İstanbul, Eskişehir ve Denizli emniyet müdürlüklerinin hazırladığı raporların ‘kızlı-erkekli evler’ tartışmasını ateşlediği ortaya çıktı. Bakanlık raporları incelerken aynı illerden öğrenci evleri için yapılan şikâyetler de hükümete aktarıldı
Başbakan Recep Tayyip Erdoğan’ın “kız ve erkek öğrencilerin birarada kalmasını doğru bulmadığı” yönündeki açıklamalarıyla gündeme oturan öğrenci evleri ve yurtları ile ilgili tartışmaların fitilini İstanbul, Eskişehir ve Denizli emniyet müdürlüklerinin hazırladığı raporların ateşlediği ortaya çıktı.

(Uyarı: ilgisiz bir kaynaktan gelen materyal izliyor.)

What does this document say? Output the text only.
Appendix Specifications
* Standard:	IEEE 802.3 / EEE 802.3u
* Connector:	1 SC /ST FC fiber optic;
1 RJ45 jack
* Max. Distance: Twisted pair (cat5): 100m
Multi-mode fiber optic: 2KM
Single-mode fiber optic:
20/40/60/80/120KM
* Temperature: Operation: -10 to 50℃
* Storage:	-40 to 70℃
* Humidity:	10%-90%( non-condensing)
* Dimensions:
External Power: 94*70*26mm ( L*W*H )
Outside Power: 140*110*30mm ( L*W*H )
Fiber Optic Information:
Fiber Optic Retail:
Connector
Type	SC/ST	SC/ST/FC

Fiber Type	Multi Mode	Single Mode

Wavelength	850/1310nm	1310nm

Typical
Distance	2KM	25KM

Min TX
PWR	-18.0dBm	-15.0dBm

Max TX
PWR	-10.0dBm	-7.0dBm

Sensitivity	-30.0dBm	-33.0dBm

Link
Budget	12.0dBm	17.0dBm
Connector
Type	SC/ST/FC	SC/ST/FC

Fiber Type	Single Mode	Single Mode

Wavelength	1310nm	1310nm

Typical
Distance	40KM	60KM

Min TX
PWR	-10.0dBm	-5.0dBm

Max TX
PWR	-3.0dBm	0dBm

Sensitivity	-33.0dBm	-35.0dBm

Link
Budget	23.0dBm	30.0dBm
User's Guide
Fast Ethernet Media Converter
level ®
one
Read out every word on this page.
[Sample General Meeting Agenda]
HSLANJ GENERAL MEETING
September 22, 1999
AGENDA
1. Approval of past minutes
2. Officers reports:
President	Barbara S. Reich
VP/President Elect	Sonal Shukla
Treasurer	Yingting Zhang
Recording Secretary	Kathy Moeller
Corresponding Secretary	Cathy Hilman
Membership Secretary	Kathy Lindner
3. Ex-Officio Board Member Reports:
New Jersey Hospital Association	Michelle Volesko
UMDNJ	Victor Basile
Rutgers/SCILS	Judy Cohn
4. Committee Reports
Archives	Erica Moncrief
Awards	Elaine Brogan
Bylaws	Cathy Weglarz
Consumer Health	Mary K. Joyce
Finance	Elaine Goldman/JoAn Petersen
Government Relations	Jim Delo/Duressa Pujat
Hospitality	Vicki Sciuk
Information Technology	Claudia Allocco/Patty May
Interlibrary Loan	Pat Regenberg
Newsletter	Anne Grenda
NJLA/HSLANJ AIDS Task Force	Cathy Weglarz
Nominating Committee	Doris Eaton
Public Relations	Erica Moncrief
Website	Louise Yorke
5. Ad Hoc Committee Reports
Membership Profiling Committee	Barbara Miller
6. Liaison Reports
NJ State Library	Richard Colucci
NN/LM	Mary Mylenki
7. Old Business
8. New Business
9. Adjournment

Kulislere yansıyan bilgilere göre, tartışmalı süreç, ardı ardına İstanbul, Denizli ve Eskişehir emniyet müdürlüklerinden İçişleri Bakanlığı’na gönderilen raporlarla başladı. Raporlarda, özellikle günübirlik kiralanan evler ve apart yurtlar konusunda çok sayıda şikayet olduğu, buralarda kimlerin kaldığına yönelik kayıt bulunamadığı gibi bilgiler yer aldı.
Bunun üzerine çalışma başlatan İçişleri Bakanlığı, kimlik ibraz etme zorunluluğu bulunan otellerde yakalanan suç faillerinin sayısının, suç oranlarının artmasına rağmen son yıllarda düşüş gösterdiğini saptadı. 2005’ten bu yana, özellikle otellerde 150 bine yakın suçlu yakalanırken, son dönemde artan oranlara rağmen yakalanan suçlu sayısında azalma saptandı. Bu durum, kimlik ibraz etmeden kalınabilen, herhangi bir ticari kaydı bulunmayan günübirlik kiralanan evlerle, apart yurtlara bağlandı.
Ancak bakanlığın incelemelerinin sürdüğü aşamada, aynı illerden özellikle öğrenci evlerine yönelik bazı şikâyetlerin de aktarıldığı iddia edildi. Bu şikâyetlerin yoğunluğuna yönelik bildirimler, farklı kanallardan hükümete de aktarıldı. Konu, bu yönüyle Ak Parti’nin Kızılcahamam kampında gündeme geldi. Ancak Erdoğan’ın açıklamaları ile hükümetten gelen farklı açıklamalar, konunun özellikle bu yönünün öne çıkmasına yol açtı. Hükümetin, konunun bu yönü üzerinde ısrarla durması da bakanlığın çalışmasının boyutlarını farklılaştırdı.
Bakanlığın hazırladığı ve İçişleri Bakanı Muammer Güler’in önünde imzada olduğu belirtilen genelgede, özellikle terör ve fuhuş amaçlı olarak günübirlik evlerin kullanıldığı, buraların ve apart yurtların ticari kayıtlarının tutulması gerektiği belirtildi.
Hükümetin, özellikle günübirlik evlerde uzun süreli ya da kısa süreli kalanların kanuni zorunluluk olmasına rağmen adres kayıtlarını bu evlere yaptırmamaları, bunun da suç ve suçluyla mücadeleyi engellediği, kayıt yaptırmayanlara para cezası verileceğine yönelik kanuni hüküm üzerinden uygulamalara yön verilmesi üzerinde durduğu belirtiliyor.
Bu durumda, komşuların ihbarı üzerine polislerin bu tip evlere gidebilecekleri ve evlerde kayıtlı olmayan kişilerin de yaşadıklarını belirlemeleri halinde para cezası verilmesi konusunda tutanak düzenleyebilecekleri konuşuluyor. Kamuoyundaki endişe de bu yönde başlıyor. Eve arkadaş getirilmesinden bile şikâyetçi olan komşuların çeşitli gerekçelerle polise bildirimde bulunması, polisin de bunu fırsat bilerek öğrenci evlerine yönelik faaliyetlerde bulunabileceğinden endişe ediliyor. Ak Parti Grup Başkanvekili Nurettin Canikli’nin, “komşu polise bildirirse polis gidecek” yönündeki açıklaması da bu yöndeki “özel yaşama müdahale” endişelerini körükledi.